Try compressing and uncompressing some of your own files.
Find a large compressed file on your system and search it for some appropriate string using grep without uncompressing the file.
The following is a summary of some useful commands for processing text files, some of which you have met already, some of which are new to you. Both have been included so that this section can easily be used for reference purposes. Not all of these commands are standard Unix, so they may not all work in the way you expect (or at all) on your system. For the same reasons, their syntax is somewhat incongruous and some use different input and output conventions. Not all are included in the command summary in the appendix below. See the relevant manual pages for more details.
sort sort into alphabetical order
sort -n sort into numerical order
sort -m merge sorted files into one sorted file
sort -r sort into reverse order (highest first)
sort -c check a file is already sorted
uniq remove duplicate lines (or partly-duplicate lines)
uniq -d output only duplicate lines
uniq -c count identical lines (or lines with identical fields)
grep find lines containing given string or pattern
grep -v find lines not containing given string or pattern
grep -c count lines containing given string or pattern
grep -n give line numbers of lines containing...
fgrep same as grep except that it does not recognise regular expressions
egrep same as grep except that it recognises all REs grep only recognises certain special characters
wc -c count characters
wc -w count words
wc -l count lines
wc -l file will output the number of lines in the file, and the file name.
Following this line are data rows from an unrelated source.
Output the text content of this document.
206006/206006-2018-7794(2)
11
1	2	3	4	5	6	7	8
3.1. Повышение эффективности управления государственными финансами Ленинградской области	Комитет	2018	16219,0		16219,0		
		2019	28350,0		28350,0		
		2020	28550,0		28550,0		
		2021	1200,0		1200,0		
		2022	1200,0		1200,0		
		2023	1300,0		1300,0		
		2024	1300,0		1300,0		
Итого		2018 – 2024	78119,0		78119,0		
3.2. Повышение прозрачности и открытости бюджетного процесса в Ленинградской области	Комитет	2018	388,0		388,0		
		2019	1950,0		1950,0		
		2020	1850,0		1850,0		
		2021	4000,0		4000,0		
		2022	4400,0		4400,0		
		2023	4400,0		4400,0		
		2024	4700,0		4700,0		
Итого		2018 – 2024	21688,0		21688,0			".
wc -l < file just gives the bare line count.
head -17 output first 17 lines
tail -17 output last 17 lines
tail +30 output from line 30
cut -f3 delete all but third field of each line
cut -f3,5 delete all but third and fifth fields of each line
cut -f3-5,7 delete all but 3rd, 4th, 5th, 7th fields of each line
cut -c-4,6-8 delete all but 2nd 3rd 4th, 6th 7th 8th characters
cut -f2 -d":" deletes all but the second field where ":" is the field delimiter (tab is the default)
paste combines files horizontally; corresponding lines are appended
paste -d">" pastes with delimiter defined as ">" (tab is default). The special characters "\n" (newline) and "\0" (null string) may be used.
cat concatenates file vertically (appends files to one another)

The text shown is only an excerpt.